Expecting instant results. A score does not appear overnight. Six months minimum, ideally longer, of consistent behaviour is required.
Picking an FD amount you cannot spare. The deposit is locked as collateral. Choose an amount you genuinely will not need for the duration, so you are never tempted to break the arrangement early.
Ignoring fees. Some secured cards carry annual or joining fees. Check the terms; a card with high fees erodes the benefit, especially when its only job is to build history.
What to do next: a checklist
- Decide on an FD amount you can comfortably lock for 6–12 months without needing the cash.
- Compare secured card offers from banks, checking the limit-to-FD ratio, fees, and the FD interest rate.
- Open the FD and apply for the secured card against it.
- Set one small recurring expense on the card that uses well under 30% of the limit.
- Set up auto-debit for the minimum as a safety net, but plan to pay the full balance every month.
- Track due dates, spending, and payments in a credit card tracker.

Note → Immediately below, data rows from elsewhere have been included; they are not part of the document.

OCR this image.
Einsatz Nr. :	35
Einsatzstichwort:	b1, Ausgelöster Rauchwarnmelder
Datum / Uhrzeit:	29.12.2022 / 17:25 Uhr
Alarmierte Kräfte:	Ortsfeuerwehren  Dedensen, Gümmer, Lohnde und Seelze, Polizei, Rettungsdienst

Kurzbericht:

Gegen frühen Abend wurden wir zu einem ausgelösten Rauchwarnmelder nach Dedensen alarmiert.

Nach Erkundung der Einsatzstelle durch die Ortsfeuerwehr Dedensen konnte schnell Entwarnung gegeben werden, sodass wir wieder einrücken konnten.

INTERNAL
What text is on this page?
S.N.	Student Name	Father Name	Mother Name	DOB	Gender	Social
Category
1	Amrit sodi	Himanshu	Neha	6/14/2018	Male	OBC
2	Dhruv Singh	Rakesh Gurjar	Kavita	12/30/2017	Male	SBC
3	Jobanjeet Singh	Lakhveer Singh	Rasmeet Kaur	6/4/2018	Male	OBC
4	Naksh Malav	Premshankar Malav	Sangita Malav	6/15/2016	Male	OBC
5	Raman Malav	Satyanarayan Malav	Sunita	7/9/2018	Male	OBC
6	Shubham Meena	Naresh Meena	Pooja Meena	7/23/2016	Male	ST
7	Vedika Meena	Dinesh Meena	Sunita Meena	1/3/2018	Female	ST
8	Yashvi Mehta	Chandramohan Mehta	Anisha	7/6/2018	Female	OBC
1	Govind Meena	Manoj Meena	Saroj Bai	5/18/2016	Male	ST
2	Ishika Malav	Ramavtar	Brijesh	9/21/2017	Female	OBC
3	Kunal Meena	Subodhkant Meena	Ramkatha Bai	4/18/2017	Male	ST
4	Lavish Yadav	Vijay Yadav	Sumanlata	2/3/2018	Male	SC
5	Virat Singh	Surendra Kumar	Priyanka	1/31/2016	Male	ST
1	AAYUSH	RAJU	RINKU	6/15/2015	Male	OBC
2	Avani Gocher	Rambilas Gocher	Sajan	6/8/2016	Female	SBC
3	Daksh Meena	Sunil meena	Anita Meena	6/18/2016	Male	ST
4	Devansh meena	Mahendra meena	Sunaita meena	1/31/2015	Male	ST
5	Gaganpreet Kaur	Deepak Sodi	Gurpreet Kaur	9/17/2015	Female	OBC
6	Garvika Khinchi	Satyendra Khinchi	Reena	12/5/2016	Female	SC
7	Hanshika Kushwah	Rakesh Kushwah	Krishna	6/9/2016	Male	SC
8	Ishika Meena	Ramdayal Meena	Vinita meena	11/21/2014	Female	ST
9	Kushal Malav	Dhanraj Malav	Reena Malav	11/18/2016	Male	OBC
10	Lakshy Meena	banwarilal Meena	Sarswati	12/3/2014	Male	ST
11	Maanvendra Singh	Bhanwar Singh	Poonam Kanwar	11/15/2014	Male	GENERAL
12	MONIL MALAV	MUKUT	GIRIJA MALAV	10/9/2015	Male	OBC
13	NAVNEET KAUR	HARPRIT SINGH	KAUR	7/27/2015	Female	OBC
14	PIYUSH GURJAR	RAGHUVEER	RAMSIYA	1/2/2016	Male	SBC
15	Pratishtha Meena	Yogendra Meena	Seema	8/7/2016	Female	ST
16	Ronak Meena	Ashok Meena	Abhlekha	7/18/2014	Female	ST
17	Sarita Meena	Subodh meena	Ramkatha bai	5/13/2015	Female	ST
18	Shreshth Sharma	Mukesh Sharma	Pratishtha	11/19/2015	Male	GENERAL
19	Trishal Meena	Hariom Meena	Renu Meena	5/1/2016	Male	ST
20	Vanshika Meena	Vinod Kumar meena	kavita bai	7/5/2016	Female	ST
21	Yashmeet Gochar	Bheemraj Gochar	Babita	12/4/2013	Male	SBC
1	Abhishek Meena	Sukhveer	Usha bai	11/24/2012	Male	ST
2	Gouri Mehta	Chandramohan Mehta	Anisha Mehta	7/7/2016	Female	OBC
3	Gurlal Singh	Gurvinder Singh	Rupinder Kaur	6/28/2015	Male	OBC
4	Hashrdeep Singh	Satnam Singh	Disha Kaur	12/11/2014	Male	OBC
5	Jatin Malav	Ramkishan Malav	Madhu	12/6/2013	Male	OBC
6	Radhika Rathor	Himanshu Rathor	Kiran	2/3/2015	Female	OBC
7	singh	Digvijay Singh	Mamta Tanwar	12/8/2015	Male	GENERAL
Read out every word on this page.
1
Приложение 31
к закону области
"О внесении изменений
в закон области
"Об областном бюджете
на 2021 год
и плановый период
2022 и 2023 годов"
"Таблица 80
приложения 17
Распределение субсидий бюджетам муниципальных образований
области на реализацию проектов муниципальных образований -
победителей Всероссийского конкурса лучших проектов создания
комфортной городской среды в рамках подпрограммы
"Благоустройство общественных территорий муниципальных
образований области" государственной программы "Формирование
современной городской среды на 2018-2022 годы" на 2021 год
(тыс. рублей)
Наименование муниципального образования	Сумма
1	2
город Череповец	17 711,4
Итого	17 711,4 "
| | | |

- After about 6 months, check your credit report (your free annual report is a right — see free credit report India) to confirm the account and payment history are showing.
- Around 9–12 months in, approach the bank to upgrade to an unsecured card and release the FD.
- Keep the account active and avoid closing it immediately after upgrading, to preserve history and age.
- Continue the same habits on the unsecured card: full payment every month, low utilisation, as covered in how to build credit from scratch in India.
A secured credit card solves the hardest problem in credit-building: getting started when no lender will take a chance on you. By pledging a fixed deposit that keeps earning interest, you remove the bank's risk while building a genuine, bureau-reported credit history. Use it with discipline — small spends, full payments, low utilisation — and within a year you can graduate to a regular card with a solid CIBIL score behind you, all without ever paying a rupee of avoidable interest.
Disclaimer: This article is for educational purposes only and is not financial advice. Loan terms vary by lender — verify current rates and charges before borrowing.